Va premesso che la decisione adottata in fase cautelare, con la dichiarazione di inutilizzabilità delle intercettazioni, non vincola affatto il giudice del merito e, sotto questo profilo, i motivi sono infondati. Risultano, invece, fondati i motivi per la parte in cui si contesta la utilizzabilità delle intercettazioni, questione non risolta dalla motivazione della sentenza impugnata.

Dal testo della sentenza, peraltro, tali intercettazioni risultano fondamentali al fine di ricostruire la condotta dei due imputati.

2.1 La Corte di Appello dà atto che si è in presenza di intercettazioni non disposte per i reati per cui si procede in questa sede; poi, però, si limita ad affermare apoditticamente la sussistenza della identità del procedimento che, ai sensi dell’ art. 270 cod. proc. pen., consente la estensione della utilizzazione delle intercettazioni sulla scorta di affermazioni generiche.

La sentenza difatti si limita ad affermare che vi è una notizia di reato derivante dallo stesso “filone investigativo”, espressione che non è in alcun modo in grado di distinguere se ricorra uno dei vari casi di connessione ex art. 12 cod. proc. pen., una ipotesi di connessione probatoria o se vi sia una totale assenza di collegamento con i reati per i quali fu autorizzato l’ascolto.

Si impone quindi l’annullamento, dovendo il giudice di rinvio attenersi alla regola di cui all’art. 270 cod. proc. pen. attualmente vigente, che consente l’utilizzazione delle intercettazioni disposte in un diverso procedimento, fuori dai casi di reati per i quali è previsto l’arresto obbligatorio in flagranza, solo quando ricorrano le ipotesi di connessione ex art. 12 cod. proc. pen.

3. Quanto alle altre questioni, rileva innanzitutto il tema della utilizzazione delle dichiarazioni di Romanini Roberto, posto nell’ambito del primo motivo del ricorso di Ionta.

Nel testo della sentenza si legge chiaramente che era un dato acquisito agli atti che costui era processato quale responsabile dell’omicidio di Romanini Stefano (senza verificarne l’esito).

Nel dato contesto, è mancata la doverosa valutazione della sua attendibilità nel riferire circostanze a carico degli imputati, nonostante tali circostanze fossero evidentemente collegate alla vicenda dell’omicidio e di un primo attentato contro la medesima vittima; era quindi ragionevole ipotizzare un interesse a riferire circostanze non veritiere in tutto od in parte per la incidenza sull’accertamento della propria responsabilità.
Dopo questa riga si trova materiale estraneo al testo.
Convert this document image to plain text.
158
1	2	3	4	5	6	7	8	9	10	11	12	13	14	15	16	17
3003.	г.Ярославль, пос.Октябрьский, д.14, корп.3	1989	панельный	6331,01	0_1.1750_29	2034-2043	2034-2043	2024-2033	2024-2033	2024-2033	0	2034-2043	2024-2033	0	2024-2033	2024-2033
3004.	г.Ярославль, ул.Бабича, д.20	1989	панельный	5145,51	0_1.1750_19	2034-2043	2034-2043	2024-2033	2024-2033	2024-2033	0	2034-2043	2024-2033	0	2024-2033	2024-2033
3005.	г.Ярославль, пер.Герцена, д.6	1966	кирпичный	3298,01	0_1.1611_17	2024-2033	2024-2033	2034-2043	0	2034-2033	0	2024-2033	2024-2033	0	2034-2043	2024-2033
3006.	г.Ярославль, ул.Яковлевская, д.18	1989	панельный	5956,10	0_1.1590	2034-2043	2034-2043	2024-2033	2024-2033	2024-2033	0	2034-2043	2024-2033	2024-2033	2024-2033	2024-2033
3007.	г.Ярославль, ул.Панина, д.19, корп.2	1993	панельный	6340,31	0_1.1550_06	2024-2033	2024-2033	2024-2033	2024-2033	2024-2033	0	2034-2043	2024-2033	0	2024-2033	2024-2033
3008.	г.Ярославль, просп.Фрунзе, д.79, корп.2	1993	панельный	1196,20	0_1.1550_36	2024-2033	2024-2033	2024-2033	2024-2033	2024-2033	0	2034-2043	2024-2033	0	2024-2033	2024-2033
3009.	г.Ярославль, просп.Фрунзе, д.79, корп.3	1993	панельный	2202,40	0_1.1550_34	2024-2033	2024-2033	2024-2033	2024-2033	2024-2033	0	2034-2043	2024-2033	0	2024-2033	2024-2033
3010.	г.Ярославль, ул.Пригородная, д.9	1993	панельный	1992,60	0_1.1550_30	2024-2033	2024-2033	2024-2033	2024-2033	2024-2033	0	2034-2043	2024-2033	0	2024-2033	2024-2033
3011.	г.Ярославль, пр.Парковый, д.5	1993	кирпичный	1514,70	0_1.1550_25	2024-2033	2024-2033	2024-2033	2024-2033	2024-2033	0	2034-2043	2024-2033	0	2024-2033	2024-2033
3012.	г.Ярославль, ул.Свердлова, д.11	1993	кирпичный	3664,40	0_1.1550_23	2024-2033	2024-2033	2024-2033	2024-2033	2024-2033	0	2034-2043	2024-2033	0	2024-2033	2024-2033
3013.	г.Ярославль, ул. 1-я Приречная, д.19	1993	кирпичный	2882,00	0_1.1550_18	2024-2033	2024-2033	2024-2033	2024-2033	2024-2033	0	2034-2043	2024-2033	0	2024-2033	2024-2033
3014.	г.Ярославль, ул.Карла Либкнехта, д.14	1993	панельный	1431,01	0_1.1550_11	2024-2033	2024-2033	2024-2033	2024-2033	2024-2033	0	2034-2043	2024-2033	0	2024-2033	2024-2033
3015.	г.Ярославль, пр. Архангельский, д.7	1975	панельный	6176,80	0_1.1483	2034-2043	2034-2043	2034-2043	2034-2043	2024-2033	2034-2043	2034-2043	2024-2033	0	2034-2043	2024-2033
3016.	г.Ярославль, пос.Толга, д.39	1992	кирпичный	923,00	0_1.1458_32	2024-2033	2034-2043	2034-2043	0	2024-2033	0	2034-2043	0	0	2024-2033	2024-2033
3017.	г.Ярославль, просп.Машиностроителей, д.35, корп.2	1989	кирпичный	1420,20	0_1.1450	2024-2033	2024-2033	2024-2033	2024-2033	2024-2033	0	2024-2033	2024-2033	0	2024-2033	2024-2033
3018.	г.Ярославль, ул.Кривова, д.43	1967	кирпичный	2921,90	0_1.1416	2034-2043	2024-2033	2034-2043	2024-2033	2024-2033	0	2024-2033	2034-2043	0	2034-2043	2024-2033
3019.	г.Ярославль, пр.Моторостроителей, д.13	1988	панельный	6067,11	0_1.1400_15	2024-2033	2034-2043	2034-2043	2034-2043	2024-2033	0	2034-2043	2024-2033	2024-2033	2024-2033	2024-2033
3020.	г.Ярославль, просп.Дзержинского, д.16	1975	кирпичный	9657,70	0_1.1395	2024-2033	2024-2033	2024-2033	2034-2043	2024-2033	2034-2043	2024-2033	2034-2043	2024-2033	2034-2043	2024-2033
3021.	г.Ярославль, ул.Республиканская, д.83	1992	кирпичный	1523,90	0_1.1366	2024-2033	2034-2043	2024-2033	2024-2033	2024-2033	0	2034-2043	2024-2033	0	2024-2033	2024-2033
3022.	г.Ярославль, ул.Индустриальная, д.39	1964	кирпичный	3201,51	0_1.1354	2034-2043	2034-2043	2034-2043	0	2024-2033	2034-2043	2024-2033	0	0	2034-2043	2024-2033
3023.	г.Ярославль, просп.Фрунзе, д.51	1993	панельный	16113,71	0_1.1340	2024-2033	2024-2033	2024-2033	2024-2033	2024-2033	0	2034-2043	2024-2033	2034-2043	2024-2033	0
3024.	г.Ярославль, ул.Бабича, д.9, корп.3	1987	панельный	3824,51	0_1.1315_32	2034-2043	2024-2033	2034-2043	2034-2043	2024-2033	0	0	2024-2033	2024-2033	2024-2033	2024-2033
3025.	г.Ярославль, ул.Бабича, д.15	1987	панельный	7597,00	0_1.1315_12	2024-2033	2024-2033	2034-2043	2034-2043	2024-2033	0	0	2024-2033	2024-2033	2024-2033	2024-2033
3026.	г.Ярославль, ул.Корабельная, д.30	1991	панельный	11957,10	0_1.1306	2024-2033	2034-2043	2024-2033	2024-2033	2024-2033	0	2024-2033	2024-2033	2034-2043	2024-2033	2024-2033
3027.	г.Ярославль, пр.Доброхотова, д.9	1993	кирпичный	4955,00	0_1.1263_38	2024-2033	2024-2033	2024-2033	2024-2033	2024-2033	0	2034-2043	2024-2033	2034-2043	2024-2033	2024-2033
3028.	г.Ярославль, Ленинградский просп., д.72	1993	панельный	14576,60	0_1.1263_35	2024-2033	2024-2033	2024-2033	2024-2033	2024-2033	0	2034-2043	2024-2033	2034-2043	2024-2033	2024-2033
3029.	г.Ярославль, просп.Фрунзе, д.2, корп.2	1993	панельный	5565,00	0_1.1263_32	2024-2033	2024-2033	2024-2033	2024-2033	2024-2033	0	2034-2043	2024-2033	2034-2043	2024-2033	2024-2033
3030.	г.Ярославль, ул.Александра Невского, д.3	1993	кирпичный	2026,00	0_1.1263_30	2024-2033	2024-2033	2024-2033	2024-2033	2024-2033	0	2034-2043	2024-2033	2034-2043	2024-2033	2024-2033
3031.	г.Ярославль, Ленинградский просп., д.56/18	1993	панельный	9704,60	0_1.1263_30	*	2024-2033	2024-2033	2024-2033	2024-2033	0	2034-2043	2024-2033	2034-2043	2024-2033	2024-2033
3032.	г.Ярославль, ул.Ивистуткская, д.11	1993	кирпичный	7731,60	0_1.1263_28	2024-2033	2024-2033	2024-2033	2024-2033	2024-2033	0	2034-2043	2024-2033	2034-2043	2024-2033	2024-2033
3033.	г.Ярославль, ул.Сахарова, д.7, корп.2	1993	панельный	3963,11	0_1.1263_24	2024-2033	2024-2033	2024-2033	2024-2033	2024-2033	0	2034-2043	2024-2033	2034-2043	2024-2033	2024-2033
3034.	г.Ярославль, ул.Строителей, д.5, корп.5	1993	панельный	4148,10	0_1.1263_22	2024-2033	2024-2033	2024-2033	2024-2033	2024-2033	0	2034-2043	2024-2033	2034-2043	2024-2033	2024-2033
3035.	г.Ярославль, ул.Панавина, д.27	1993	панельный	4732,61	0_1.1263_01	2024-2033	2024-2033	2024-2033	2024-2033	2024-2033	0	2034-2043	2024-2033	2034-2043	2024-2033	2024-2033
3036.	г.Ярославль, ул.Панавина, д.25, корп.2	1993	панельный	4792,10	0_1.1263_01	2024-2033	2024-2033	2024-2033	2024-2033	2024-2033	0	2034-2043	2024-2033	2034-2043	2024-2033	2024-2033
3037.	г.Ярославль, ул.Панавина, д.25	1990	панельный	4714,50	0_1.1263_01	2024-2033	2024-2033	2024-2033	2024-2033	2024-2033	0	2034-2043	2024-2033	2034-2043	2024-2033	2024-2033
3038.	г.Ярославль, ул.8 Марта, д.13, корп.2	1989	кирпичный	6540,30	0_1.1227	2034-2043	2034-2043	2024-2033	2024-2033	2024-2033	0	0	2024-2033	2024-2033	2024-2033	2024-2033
Tale valutazione di attendibilità non poteva allora essere risolta, soprattutto a fronte della impugnazione sulla affidabilità della ricostruzione probatoria, con la mera affermazione della ragionevolezza e credibilità delle dichiarazioni stesse, del tutto avulsa da alcuna valutazione del caso concreto.

3.1 È fondato anche il motivo in ordine alla configurabilità del reato di favoreggiamento personale.È pacifico che il reato è contestato con riferimento alla condotta successiva all’omicidio, poiché l’aiuto alla elusione delle indagini riguardava soltanto tale vicenda.

Va rammentato che il reato di favoreggiamento consiste in una condotta che ha l’obiettivo carattere di favorire colui che sia sottoposto ad investigazioni con esclusione, quindi, delle condotte che siano mirate esclusivamente al conseguimento di interessi propri (si veda, più ampiamente, in Sez. 6, n. 15923 del 05/03/2013, Di Mauro, Rv. 2547070).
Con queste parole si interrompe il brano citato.